Stampede to Kuyukuk Gold Country Pg. 3
The Search for Gold
Once the snow began to fall and the rivers and creeks froze solid, the Galesburg group elected men to go on extended prospecting trips with dog sleds or by pulling heavy sleds by hand. Prospecting usually meant using a metal pan to test stream gravels for "colors"-gold in the form of flakes, dust, or small nuggets. Once gold was located the real work began. Because gold is a heavy mineral, water and soil erosion allows it to work its way downward through lighter sediments like sand and gravel until it rests just above bedrock. In order to reach this gold-bearing level or "paystreak," the miners must dig a vertical shaft through permafrost to the bedrock and then a horizontal shaft through the richest gravel. This technique is known as drift mining and it was both exhausting and dangerous.
In order to dig through permafrost ground, Wyman and his comrades built a large fire in the shaft and kept it burning all night until about a foot of gravel had been thawed. Then they would shovel out the gravel (called "muck") for sluicing and build another fire to thaw a few more feet. With a hand-operated winch at the mouth of the tunnel and a man underground, the gravel came to the surface bucket-by-bucket. By this method they could eventually sink a shaft fifty feet deep or more. However, accidents were common and freezing temperatures made every operation more challenging. On December 20, Wyman was trying to celebrate his birthday as his team broke camp and headed back to their cabins, but his toes began to freeze, forcing the whole group to stop and build a fire to thaw them. Back on the trail one of the men fell through the ice, and again they stopped to build a fire. Wyman explained that at their cabin they learned the temperature had been fifty-six below, noting "had we known it was so cold, we certainly would have frozen."
'Out with the Ice'
By Christmas Day the Illinois camp, which had become known as West Beaver, was celebrating with a dinner of soup, spaghetti, potatoes and gravy, bread, bacon, canned pineapples and apricots, and pie and cake with hot cocoa to drink. That night some of their neighbors from Beaver City came over for an evening of music, and they sang for hours. The next day, they held a shooting match-each man took three shots each at a target 125 yard away. Wyman won third place. Despite the festivities, the morale of the miners was sinking. No one had yet made a strike in the entire Koyukuk drainage, and most of them were so discouraged that they no longer believed there was any gold to be found in Alaska. Talk around the camp centered mainly on what to do next and how to get out of the country. Some suggested trips upriver to Dawson or other more promising areas, but most were just waiting to "go out with the ice" in the spring.

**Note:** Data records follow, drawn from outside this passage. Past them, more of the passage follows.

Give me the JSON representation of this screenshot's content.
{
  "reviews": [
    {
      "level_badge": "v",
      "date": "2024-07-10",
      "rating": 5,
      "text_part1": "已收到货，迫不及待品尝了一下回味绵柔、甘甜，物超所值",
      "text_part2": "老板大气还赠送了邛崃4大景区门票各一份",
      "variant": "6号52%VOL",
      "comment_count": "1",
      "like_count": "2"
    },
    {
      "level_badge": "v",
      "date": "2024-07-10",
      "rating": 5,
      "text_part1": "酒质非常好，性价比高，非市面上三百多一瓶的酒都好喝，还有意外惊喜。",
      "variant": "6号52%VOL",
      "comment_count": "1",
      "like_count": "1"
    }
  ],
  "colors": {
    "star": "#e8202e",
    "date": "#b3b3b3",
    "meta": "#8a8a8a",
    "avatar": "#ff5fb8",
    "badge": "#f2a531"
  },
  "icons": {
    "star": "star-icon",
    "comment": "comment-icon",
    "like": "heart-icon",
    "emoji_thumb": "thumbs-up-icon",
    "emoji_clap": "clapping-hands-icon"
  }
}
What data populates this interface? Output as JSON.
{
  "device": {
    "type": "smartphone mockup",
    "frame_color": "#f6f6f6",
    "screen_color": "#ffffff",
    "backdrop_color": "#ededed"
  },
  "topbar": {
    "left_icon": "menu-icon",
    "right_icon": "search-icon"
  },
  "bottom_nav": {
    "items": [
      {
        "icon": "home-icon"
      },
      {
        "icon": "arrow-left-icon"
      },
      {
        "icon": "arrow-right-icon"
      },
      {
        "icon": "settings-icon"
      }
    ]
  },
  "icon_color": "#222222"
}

Although Wyman and others continued to go out on hunting expeditions and occasionally brought home fresh caribou meat, the general health of the men was fragile. Stomach ailments and nutritional deficiencies slowed them down, and the frigid darkness eroded their will to prospect for gold. Most of the men in the camps had given up and occupied their days and evenings as best they could, waiting for the rivers to thaw so they could make their way out of that lonely, desolate land. Even the appearance of the Aurora Borealis failed to lift their spirits. Wyman continued taking photographs, and he was delighted to receive three letters from his family when a miner traveled south to the Bergman trading post near the Arctic Circle and returned with the post. Soon Wyman and his friend Aldrich traveled downriver to where the Illinois was frozen in the Koyukuk River ice. Farther south they met other miners who were equally discouraged and restless.